Speaking at this year's linux.conf.au conference in Melbourne, independent Linux desktop and open source software consultant Lindsay Holmwood said the dependence on Office documents, particularly Excel spreadsheets can be so great some organizations have considered rolling back Linux deployments to cater for end-users.
"Some of the failures in the desktop Linux space include end-user acceptance of OpenOffice.org," Holmwood said. "For the company I work for there is a lot of end-user generation of Office documents and there was such a backlash they thought about rolling back the Linux deployment and using Office [on Windows]."
Holmwood worked with Kennards Hire to deploy Linux desktops for point-of-sale systems in its branch offices and said the backlash received was due to the consultant and company underestimating the role of Office documents within the organization.
"You can route around the problem of Office by using a Web app but it is still a barrier to entry for Linux on the corporate desktop," he said, adding for knowledge workers it is a big issue and a huge sticking point.
"Technical problems are easily solved, but things that give us more contention are business and management decisions. To get desktop Linux into an organization you need to bundle it with something else."
Holmwood said Kennards needed a new POS system and decided to go with Linux and the roll out is happening now after a few years of development.
So far Kennards has gone live with the POS system to 45 branches.
"The other reason they went with Linux was the former IT manager heard a lot about 'the year of the Linux desktop' and then evaluated it in comparison with Windows," Holmwood said. "The fact of the matter is it would have been cheaper to use Windows than Linux because of the project management issues and the whole learning experience."
However, Holmwood praised Kennards for taking the Linux desktop plunge. "For them Linux works really well, it's rock solid, and they don't have to worry about viruses and malware."
That said, Kennards is not going to move to Linux on the desktop in other parts of the organization.

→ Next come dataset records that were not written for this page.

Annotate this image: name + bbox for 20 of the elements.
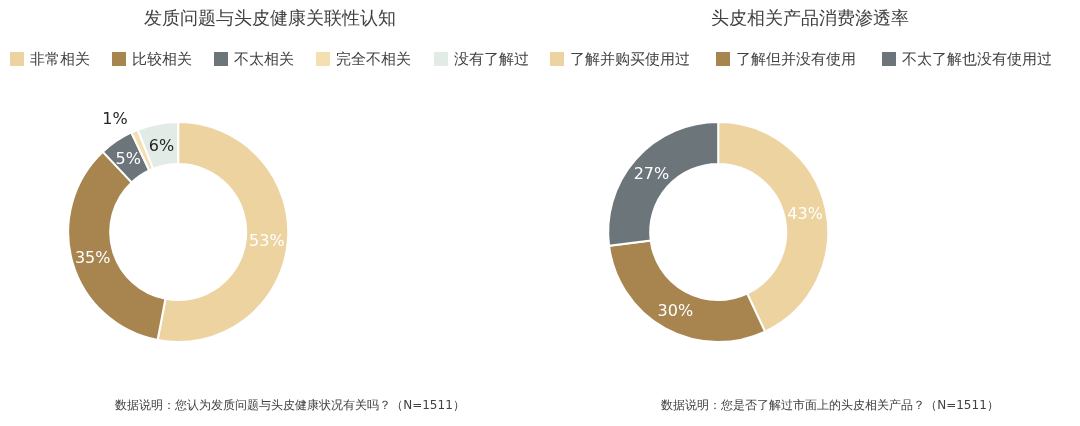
legend-label: 了解并购买使用过 bbox=[570, 50, 690, 68]
data-label: 27% bbox=[633, 164, 670, 184]
data-label: 30% bbox=[657, 300, 694, 320]
legend-label: 不太相关 bbox=[234, 50, 294, 68]
data-label: 5% bbox=[115, 149, 141, 169]
data-label: 43% bbox=[787, 203, 823, 223]
text: 数据说明：您认为发质问题与头皮健康状况有关吗？（N=1511） bbox=[115, 398, 465, 412]
text: 数据说明：您是否了解过市面上的头皮相关产品？（N=1511） bbox=[661, 398, 999, 412]
legend-label: 完全不相关 bbox=[336, 50, 411, 68]
data-label: 6% bbox=[148, 135, 175, 155]
legend-label: 了解但并没有使用 bbox=[736, 50, 856, 68]
chart-title: 头皮相关产品消费渗透率 bbox=[711, 7, 909, 28]
data-label: 53% bbox=[249, 231, 285, 251]
data-label: 35% bbox=[74, 247, 111, 267]
legend-label: 不太了解也没有使用过 bbox=[902, 50, 1052, 68]
legend-label: 没有了解过 bbox=[454, 50, 529, 68]
legend-label: 比较相关 bbox=[132, 50, 192, 68]
data-label: 1% bbox=[102, 109, 128, 129]
legend-label: 非常相关 bbox=[30, 50, 90, 68]
chart-title: 发质问题与头皮健康关联性认知 bbox=[144, 7, 396, 28]
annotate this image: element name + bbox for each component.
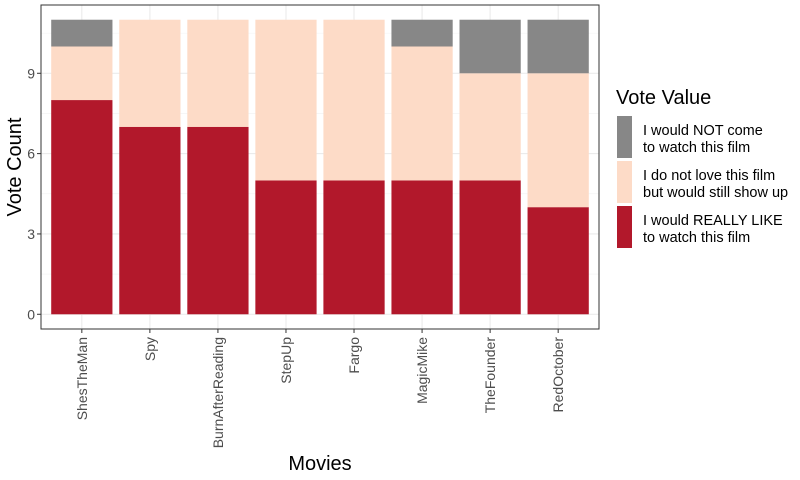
y-tick-label: 9 [27, 65, 35, 81]
bar-segment-ShesTheMan-s2 [51, 19, 113, 47]
legend-key [617, 116, 632, 158]
x-tick-label: Spy [142, 337, 158, 361]
x-tick-label: MagicMike [414, 337, 430, 404]
bars [51, 19, 589, 315]
bar-segment-TheFounder-s1 [459, 73, 521, 181]
bar-segment-MagicMike-s2 [391, 19, 453, 47]
bar-segment-StepUp-s0 [255, 180, 317, 315]
legend-label: I do not love this film but would still s… [643, 168, 788, 201]
x-tick-label: Fargo [346, 337, 362, 374]
y-axis: 0 3 6 9 [27, 65, 41, 322]
x-tick-label: BurnAfterReading [210, 337, 226, 448]
bar-segment-ShesTheMan-s1 [51, 46, 113, 101]
bar-segment-ShesTheMan-s0 [51, 100, 113, 315]
bar-segment-Spy-s0 [119, 126, 181, 315]
x-axis-title: Movies [288, 453, 351, 475]
legend-label: I would REALLY LIKE to watch this film [643, 213, 783, 246]
y-axis-title: Vote Count [4, 117, 26, 216]
bar-segment-RedOctober-s0 [527, 207, 589, 315]
bar-segment-BurnAfterReading-s1 [187, 19, 249, 127]
x-tick-label: StepUp [278, 337, 294, 384]
y-tick-label: 3 [27, 226, 35, 242]
bar-segment-Fargo-s1 [323, 19, 385, 181]
bar-segment-StepUp-s1 [255, 19, 317, 181]
x-tick-label: ShesTheMan [74, 337, 90, 420]
legend: Vote Value I would NOT come to watch this… [616, 87, 788, 248]
bar-segment-RedOctober-s1 [527, 73, 589, 208]
plot-panel-border [40, 4, 600, 330]
legend-label: I would NOT come to watch this film [643, 123, 763, 156]
y-tick-label: 6 [27, 146, 35, 162]
bar-segment-RedOctober-s2 [527, 19, 589, 74]
x-axis: ShesTheMan Spy BurnAfterReading StepUp Fargo… [74, 329, 566, 448]
y-tick-label: 0 [27, 306, 35, 322]
bar-segment-Spy-s1 [119, 19, 181, 127]
bar-segment-TheFounder-s2 [459, 19, 521, 74]
x-tick-label: RedOctober [550, 337, 566, 413]
x-tick-label: TheFounder [482, 337, 498, 414]
bar-segment-Fargo-s0 [323, 180, 385, 315]
bar-segment-TheFounder-s0 [459, 180, 521, 315]
bar-segment-BurnAfterReading-s0 [187, 126, 249, 315]
legend-title: Vote Value [616, 87, 711, 109]
legend-key [617, 206, 632, 248]
bar-segment-MagicMike-s0 [391, 180, 453, 315]
legend-key [617, 161, 632, 203]
bar-segment-MagicMike-s1 [391, 46, 453, 181]
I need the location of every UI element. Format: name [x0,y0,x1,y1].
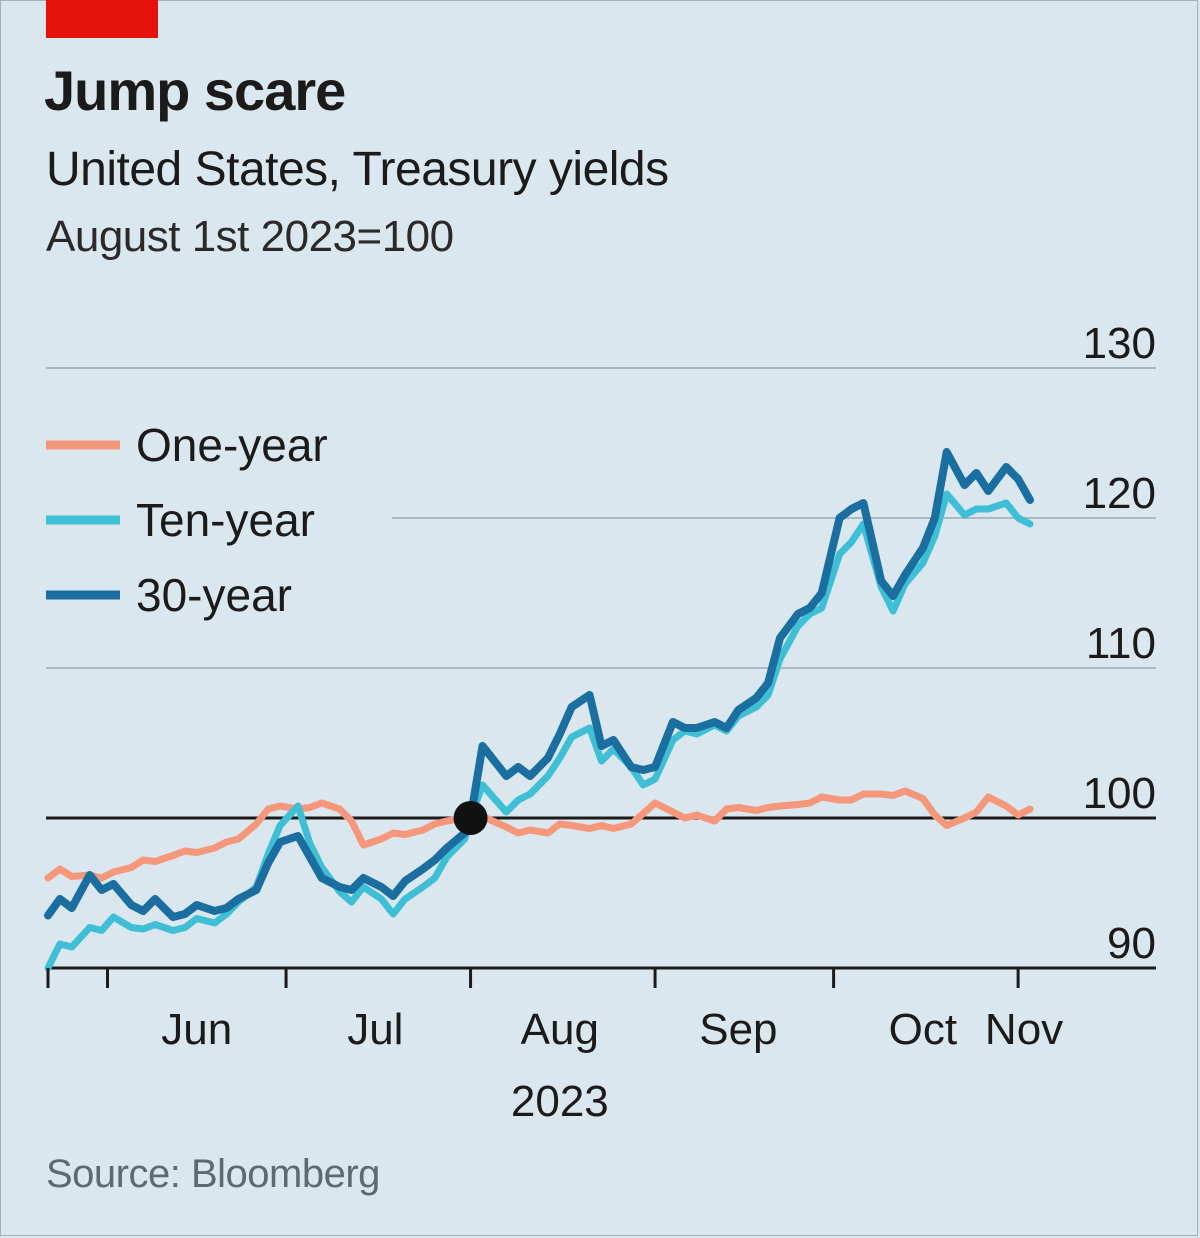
legend-label-ten_year: Ten-year [136,494,315,546]
legend-label-one_year: One-year [136,419,328,471]
brand-tag [46,0,158,38]
source-note: Source: Bloomberg [46,1152,380,1196]
x-year-label: 2023 [511,1077,609,1126]
y-tick-label: 110 [1086,619,1156,668]
x-tick-label: Jun [161,1005,232,1054]
legend: One-year Ten-year 30-year [46,419,328,621]
y-tick-label: 130 [1083,319,1156,368]
gridlines: 90 100 110 120 130 [46,319,1156,970]
series-line-one_year [44,787,1034,882]
legend-label-thirty_year: 30-year [136,569,292,621]
baseline-point [453,801,488,835]
x-tick-label: Aug [521,1005,599,1054]
chart-index-note: August 1st 2023=100 [46,212,454,261]
x-tick-label: Sep [699,1005,777,1054]
chart-subtitle: United States, Treasury yields [46,143,669,196]
y-tick-label: 100 [1083,769,1156,818]
y-tick-label: 120 [1083,469,1156,518]
x-tick-label: Oct [889,1005,957,1054]
series-lines [44,448,1034,972]
series-line-ten_year [44,490,1034,972]
x-axis: Jun Jul Aug Sep Oct Nov 2023 [46,968,1063,1126]
x-tick-label: Nov [985,1005,1063,1054]
series-line-thirty_year [44,448,1034,921]
y-tick-label: 90 [1107,919,1156,968]
x-tick-label: Jul [347,1005,403,1054]
chart-title: Jump scare [44,59,346,122]
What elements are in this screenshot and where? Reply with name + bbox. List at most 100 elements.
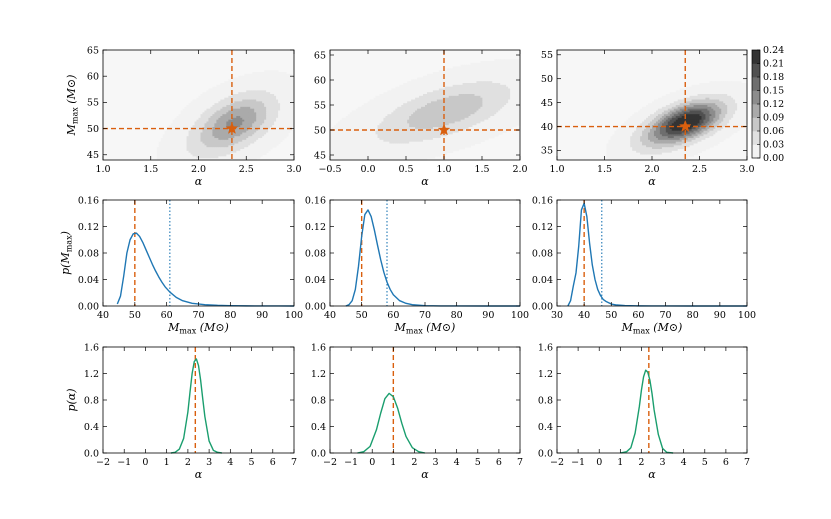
contour-cell bbox=[361, 130, 365, 133]
contour-cell bbox=[331, 152, 335, 155]
contour-cell bbox=[387, 90, 390, 93]
contour-cell bbox=[391, 94, 394, 97]
contour-cell bbox=[335, 150, 339, 154]
contour-cell bbox=[434, 84, 438, 88]
contour-cell bbox=[403, 145, 406, 148]
contour-cell bbox=[272, 99, 275, 102]
contour-cell bbox=[330, 139, 333, 143]
contour-cell bbox=[216, 145, 219, 148]
contour-cell bbox=[417, 158, 420, 161]
contour-cell bbox=[375, 132, 378, 135]
contour-cell bbox=[415, 110, 418, 113]
contour-cell bbox=[419, 119, 422, 122]
contour-cell bbox=[379, 105, 382, 108]
contour-cell bbox=[248, 136, 251, 139]
contour-cell bbox=[432, 130, 436, 133]
contour-cell bbox=[198, 128, 201, 132]
contour-cell bbox=[250, 92, 253, 95]
contour-cell bbox=[216, 106, 219, 110]
contour-cell bbox=[335, 123, 339, 126]
contour-cell bbox=[454, 117, 458, 121]
contour-cell bbox=[399, 117, 402, 121]
contour-cell bbox=[196, 99, 199, 102]
contour-cell bbox=[254, 97, 257, 100]
contour-cell bbox=[438, 73, 442, 77]
contour-cell bbox=[162, 138, 166, 141]
y-tick-label: 45 bbox=[87, 150, 99, 161]
contour-cell bbox=[434, 154, 438, 157]
contour-cell bbox=[272, 117, 275, 121]
contour-cell bbox=[456, 70, 460, 73]
contour-cell bbox=[403, 101, 406, 104]
contour-cell bbox=[361, 136, 365, 139]
contour-cell bbox=[176, 119, 180, 122]
contour-cell bbox=[288, 81, 291, 84]
contour-cell bbox=[238, 152, 241, 155]
contour-cell bbox=[216, 141, 219, 144]
contour-cell bbox=[274, 70, 277, 73]
contour-cell bbox=[228, 84, 231, 88]
contour-cell bbox=[250, 86, 253, 89]
contour-cell bbox=[194, 125, 197, 128]
contour-cell bbox=[446, 103, 450, 106]
contour-cell bbox=[450, 114, 454, 117]
contour-cell bbox=[373, 134, 376, 137]
contour-cell bbox=[417, 134, 420, 137]
contour-cell bbox=[196, 134, 199, 137]
contour-cell bbox=[440, 95, 444, 99]
contour-cell bbox=[359, 141, 363, 144]
contour-cell bbox=[228, 147, 231, 150]
contour-cell bbox=[411, 149, 414, 152]
contour-cell bbox=[373, 158, 376, 161]
contour-cell bbox=[212, 99, 215, 102]
contour-cell bbox=[456, 79, 460, 82]
contour-cell bbox=[268, 105, 271, 108]
contour-cell bbox=[434, 105, 438, 108]
contour-cell bbox=[232, 119, 235, 122]
contour-cell bbox=[373, 152, 376, 155]
contour-cell bbox=[421, 143, 424, 146]
contour-cell bbox=[202, 139, 205, 143]
contour-cell bbox=[425, 150, 428, 154]
contour-cell bbox=[252, 88, 255, 91]
contour-cell bbox=[234, 106, 237, 110]
contour-cell bbox=[292, 110, 295, 113]
contour-cell bbox=[258, 79, 261, 82]
contour-cell bbox=[430, 149, 434, 152]
contour-cell bbox=[256, 147, 259, 150]
contour-cell bbox=[272, 123, 275, 126]
contour-cell bbox=[405, 141, 408, 144]
contour-cell bbox=[222, 103, 225, 106]
contour-cell bbox=[369, 141, 372, 144]
contour-cell bbox=[371, 141, 374, 144]
contour-cell bbox=[210, 101, 213, 104]
contour-cell bbox=[454, 66, 458, 69]
contour-cell bbox=[274, 123, 277, 126]
contour-cell bbox=[262, 73, 265, 77]
contour-cell bbox=[355, 149, 359, 152]
contour-cell bbox=[242, 119, 245, 122]
contour-cell bbox=[393, 105, 396, 108]
contour-cell bbox=[286, 90, 289, 93]
contour-cell bbox=[432, 134, 436, 137]
contour-cell bbox=[200, 141, 203, 144]
contour-cell bbox=[280, 138, 283, 141]
contour-cell bbox=[333, 134, 337, 137]
contour-cell bbox=[196, 117, 199, 121]
contour-cell bbox=[347, 152, 351, 155]
contour-cell bbox=[440, 116, 444, 119]
contour-cell bbox=[417, 116, 420, 119]
contour-cell bbox=[188, 112, 191, 115]
contour-cell bbox=[407, 116, 410, 119]
contour-cell bbox=[331, 130, 335, 133]
contour-cell bbox=[436, 108, 440, 111]
contour-cell bbox=[228, 92, 231, 95]
contour-cell bbox=[442, 110, 446, 113]
contour-cell bbox=[222, 116, 225, 119]
contour-cell bbox=[276, 84, 279, 88]
contour-cell bbox=[425, 105, 428, 108]
contour-cell bbox=[256, 79, 259, 82]
contour-cell bbox=[454, 143, 458, 146]
contour-cell bbox=[444, 125, 448, 128]
contour-cell bbox=[339, 136, 343, 139]
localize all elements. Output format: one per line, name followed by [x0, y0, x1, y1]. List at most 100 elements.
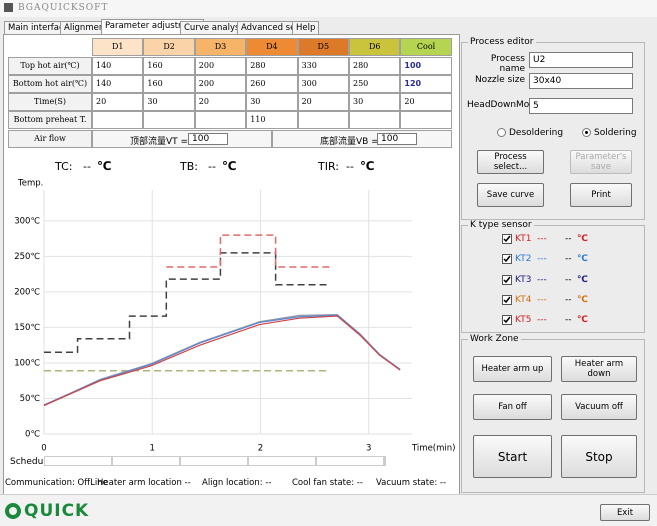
value-cell: [400, 111, 452, 129]
checkbox[interactable]: [502, 234, 512, 244]
field-input[interactable]: 5: [529, 98, 633, 114]
plot-area: [8, 172, 456, 454]
value-cell: 280: [246, 57, 298, 75]
sensor-reading: --: [565, 254, 572, 265]
sensor-unit: ℃: [577, 274, 588, 285]
logo: QUICK: [24, 501, 90, 521]
sensor-reading: --: [565, 315, 572, 326]
checkbox[interactable]: [502, 254, 512, 265]
sensor-value: ---: [537, 274, 547, 285]
checkbox[interactable]: [502, 294, 512, 305]
exit-button[interactable]: Exit: [600, 504, 650, 521]
row-label: Air flow: [8, 130, 92, 148]
check-mark: [503, 296, 511, 304]
group-title: Work Zone: [468, 334, 521, 344]
value-cell: 100: [400, 57, 452, 75]
value-cell: 250: [349, 75, 401, 93]
vt-label: 顶部流量VT =: [130, 137, 189, 147]
check-mark: [503, 276, 511, 283]
vb-input: 100: [377, 133, 417, 145]
readout-label: TIR:: [318, 160, 339, 173]
value-cell: 160: [143, 57, 195, 75]
row-label: Bottom preheat T.(℃): [8, 111, 92, 140]
value-cell: 280: [349, 57, 401, 75]
row-label: Top hot air(℃): [8, 57, 92, 75]
check-mark: [503, 255, 511, 263]
footer: QUICK Exit: [0, 494, 657, 526]
field-label: Nozzle size: [474, 75, 525, 85]
value-cell: 140: [92, 57, 144, 75]
radio[interactable]: [497, 128, 506, 137]
button[interactable]: Print: [570, 183, 632, 207]
group-box: Process editor: [461, 37, 645, 220]
field-label: Process name: [490, 54, 525, 74]
readout-label: TB:: [180, 160, 198, 173]
title-bar: BGAQUICKSOFT: [0, 0, 657, 17]
value-cell: 300: [297, 75, 349, 93]
value-cell: 20: [194, 93, 247, 111]
column-header: Cool: [400, 38, 452, 56]
radio[interactable]: [582, 128, 591, 137]
sensor-value: ---: [537, 254, 547, 265]
value-cell: 140: [92, 75, 144, 93]
tab[interactable]: Help: [292, 21, 320, 35]
radio-label: Desoldering: [509, 128, 564, 138]
button[interactable]: Save curve: [477, 183, 544, 207]
value-cell: 200: [194, 57, 247, 75]
value-cell: 30: [246, 93, 298, 111]
value-cell: 30: [349, 93, 401, 111]
sensor-value: ---: [537, 294, 547, 305]
sensor-unit: ℃: [577, 254, 588, 265]
column-header: D5: [297, 38, 349, 56]
value-cell: 20: [400, 93, 452, 111]
group-box: Work Zone: [461, 334, 645, 493]
row-label: Time(S): [8, 93, 92, 111]
sensor-name: KT4: [515, 294, 532, 305]
checkbox[interactable]: [502, 274, 512, 285]
value-cell: 330: [297, 57, 349, 75]
field-label: HeadDownMode: [467, 100, 541, 110]
series-line: [43, 315, 401, 407]
vb-label: 底部流量VB =: [320, 137, 379, 147]
schedule-label: Schedule: [10, 457, 52, 467]
check-mark: [503, 235, 511, 243]
value-cell: 110: [246, 111, 298, 129]
sensor-reading: --: [565, 294, 572, 305]
button[interactable]: Stop: [561, 435, 637, 478]
value-cell: 260: [246, 75, 298, 93]
sensor-name: KT3: [515, 274, 532, 285]
status-item: Align location: --: [202, 478, 272, 488]
sensor-reading: --: [565, 234, 572, 244]
field-input[interactable]: 30x40: [529, 73, 633, 89]
sensor-unit: ℃: [577, 315, 588, 326]
button[interactable]: Process select...: [477, 150, 544, 174]
schedule-bar: [44, 456, 386, 466]
value-cell: 20: [92, 93, 144, 111]
sensor-unit: ℃: [577, 294, 588, 305]
y-tick-label: 50℃: [20, 394, 41, 404]
series-line: [44, 252, 330, 354]
button[interactable]: Start: [473, 435, 552, 478]
button[interactable]: Heater arm down: [561, 356, 637, 382]
checkbox[interactable]: [502, 315, 512, 326]
status-item: Cool fan state: --: [292, 478, 363, 488]
sensor-value: ---: [537, 315, 547, 326]
readout-value: --: [83, 160, 91, 173]
value-cell: 200: [194, 75, 247, 93]
button[interactable]: Vacuum off: [561, 394, 637, 420]
y-axis-label: Temp.: [17, 179, 43, 189]
column-header: D4: [246, 38, 298, 56]
readout-value: --: [346, 160, 354, 173]
y-tick-label: 200℃: [14, 287, 40, 297]
value-cell: [194, 111, 247, 129]
button[interactable]: Fan off: [473, 394, 552, 420]
window-title: BGAQUICKSOFT: [18, 3, 109, 13]
y-tick-label: 250℃: [14, 252, 40, 262]
field-input[interactable]: U2: [529, 52, 633, 68]
sensor-name: KT2: [515, 254, 532, 265]
sensor-name: KT5: [515, 315, 532, 326]
y-tick-label: 150℃: [14, 323, 40, 333]
y-tick-label: 0℃: [25, 430, 40, 440]
button[interactable]: Heater arm up: [473, 356, 552, 382]
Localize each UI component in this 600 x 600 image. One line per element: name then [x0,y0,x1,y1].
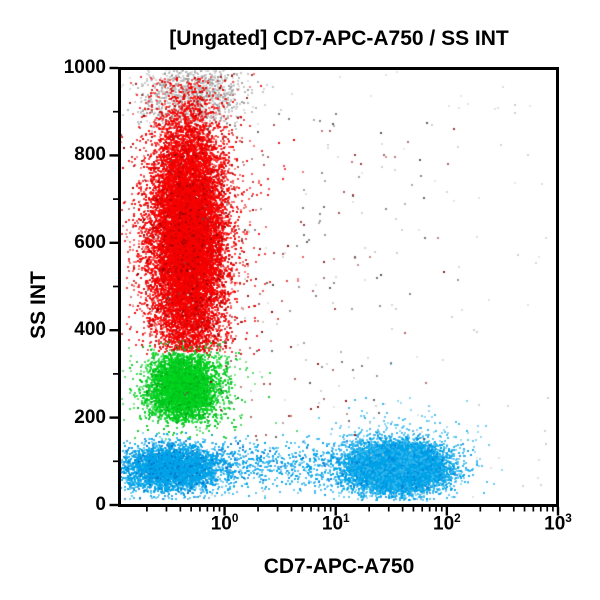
plot-frame [118,67,559,507]
x-tick-label: 102 [433,512,461,535]
x-axis-label: CD7-APC-A750 [263,555,415,578]
y-tick-label: 200 [74,406,106,428]
x-tick-label: 100 [210,512,239,535]
y-tick-label: 400 [74,319,106,341]
x-tick-label: 101 [321,512,350,535]
y-tick-label: 0 [95,494,106,515]
x-tick-label: 103 [544,512,572,535]
axis-ticks [109,66,560,516]
plot-title: [Ungated] CD7-APC-A750 / SS INT [169,27,509,50]
y-tick-label: 800 [74,144,106,166]
y-tick-label: 1000 [63,57,106,78]
y-tick-label: 600 [74,231,106,253]
scatter-plot-canvas [119,68,558,505]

"That's a testament to the variability of Linux which works well in niche environments," he said. "In terms of people and knowledge workers using it is not going to happen any time soon because the apps they rely on are so entrenched in Windows."
While Holmwood believes a Linux desktop deployment requires careful planning, he said Windows has its downsides as well.
"You could pay a pittance to some organization to deploy Windows, but you will have no end of problems managing a Windows environment," he said. "If you decide to move from Windows to Linux you will have a different set of problems."
Holmwood said people who work on desktop Linux may be few and far between, but "they know their stuff".
"The trick is to sell it to management and even if they don't have a lot of Linux desktop skills in the company it may fit a niche perfectly."